The seasonal flu, measured by reports of influenza-like illness, is approaching a "moderately severe" level nationwide and prompting alerts in the East and Midwest.
In Boston, officials declared a public health emergency on Wednesday, citing a sharp rise in flu cases over last year. In Milwaukee, hospital emergency rooms were diverting ambulances because of an influx of older patients with flu-like symptoms.
The flu's impact remained below the pandemic year of 2009-10, officials said, noting that the vaccine designed as the nation's primary flu defense was proving effective against more than 90 percent of the viruses infecting the public this year.
With about three months remain in the flu season, Sonoma County health officials and physicians urged the public — especially preschoolers, people over 65 and pregnant women — to get vaccinated as soon as possible.
Kaiser Medical Center in Santa Rosa has vaccinated nearly 52,000 patients, along with 98 percent of the medical staff, said Dr. Gary Green, chief of infectious diseases.
"Get it now before the season peaks," he said.
"There is still time; we are not in the midst of it (flu season) yet," said Dr. Karen Holbrook, Sonoma County deputy health officer, noting that seasonal influenza is "just starting to arrive" in California.
Laboratory confirmed flu cases are appearing in the county, but the level is currently minimal, she said.
In Kaiser's Northern California region, flu tests were running 3 percent positive in mid-December, but by Monday had bumped to 16 percent, a level Green characterized as "mild influenza activity."
The U.S. Centers for Disease Control and Prevention's latest report said 38 states had high or moderate levels of influenza-like illness, while 10 states — including California — had low or minimal levels.
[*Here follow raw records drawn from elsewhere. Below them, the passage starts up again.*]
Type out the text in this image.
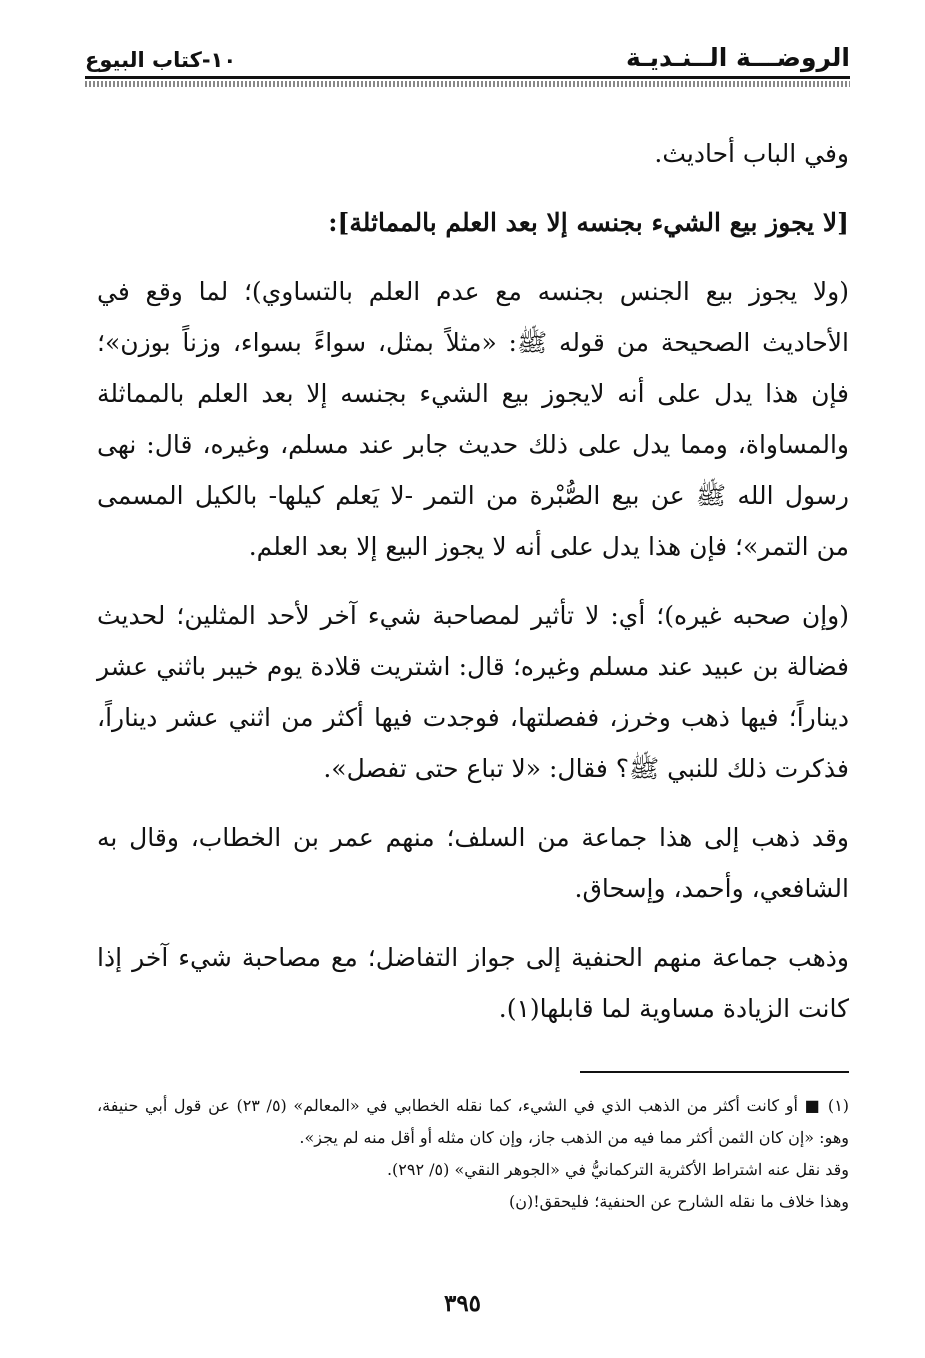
١٠-كتاب البيوع	الروضـــة الــنـديـة

وفي الباب أحاديث.

[لا يجوز بيع الشيء بجنسه إلا بعد العلم بالمماثلة]:

(ولا يجوز بيع الجنس بجنسه مع عدم العلم بالتساوي)؛ لما وقع في الأحاديث الصحيحة من قوله ﷺ: «مثلاً بمثل، سواءً بسواء، وزناً بوزن»؛ فإن هذا يدل على أنه لايجوز بيع الشيء بجنسه إلا بعد العلم بالمماثلة والمساواة، ومما يدل على ذلك حديث جابر عند مسلم، وغيره، قال: نهى رسول الله ﷺ عن بيع الصُّبْرة من التمر -لا يَعلم كيلها- بالكيل المسمى من التمر»؛ فإن هذا يدل على أنه لا يجوز البيع إلا بعد العلم.

(وإن صحبه غيره)؛ أي: لا تأثير لمصاحبة شيء آخر لأحد المثلين؛ لحديث فضالة بن عبيد عند مسلم وغيره؛ قال: اشتريت قلادة يوم خيبر باثني عشر ديناراً؛ فيها ذهب وخرز، ففصلتها، فوجدت فيها أكثر من اثني عشر ديناراً، فذكرت ذلك للنبي ﷺ؟ فقال: «لا تباع حتى تفصل».

وقد ذهب إلى هذا جماعة من السلف؛ منهم عمر بن الخطاب، وقال به الشافعي، وأحمد، وإسحاق.

وذهب جماعة منهم الحنفية إلى جواز التفاضل؛ مع مصاحبة شيء آخر إذا كانت الزيادة مساوية لما قابلها(١).

(١) ■ أو كانت أكثر من الذهب الذي في الشيء، كما نقله الخطابي في «المعالم» (٥/ ٢٣) عن قول أبي حنيفة، وهو: «إن كان الثمن أكثر مما فيه من الذهب جاز، وإن كان مثله أو أقل منه لم يجز».

وقد نقل عنه اشتراط الأكثرية التركمانيُّ في «الجوهر النقي» (٥/ ٢٩٢).

وهذا خلاف ما نقله الشارح عن الحنفية؛ فليحقق!(ن)

٣٩٥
Nationwide, the proportion of people seeing a health care provider for influenza-like illness moved up sharply over the past four weeks from 2.8 percent to 5.6 percent. Last season, a relatively mild one, the rate peaked at 2.2 percent; during the 2009 flu pandemic the rate hit 7.7 percent.
"Our antennae are up — we're waiting," said Dr. Veronica Jordan, who hasn't seen a flu case yet at the Sebastopol Community Health Center.
There is no cure for the flu, but antiviral medication can reduce the duration and severity of flu symptoms, which include fever, nasal congestion, muscle aches and general malaise that "makes you not want to get out of bed," Jordan said.
The latter symptom is what distinguishes seasonal influenza from the more common cold and flu, which occur at the same time of year, she said.
However, antiviral influenza medication generally must be started within 48 to 72 hours of the disease's onset to be effective.
Doctors recommend vaccination for everyone over six months of age, noting that children under 5 and people over 65, as well as pregnant women and people with diabetes or asthma are at greater risk of hospitalization due to influenza.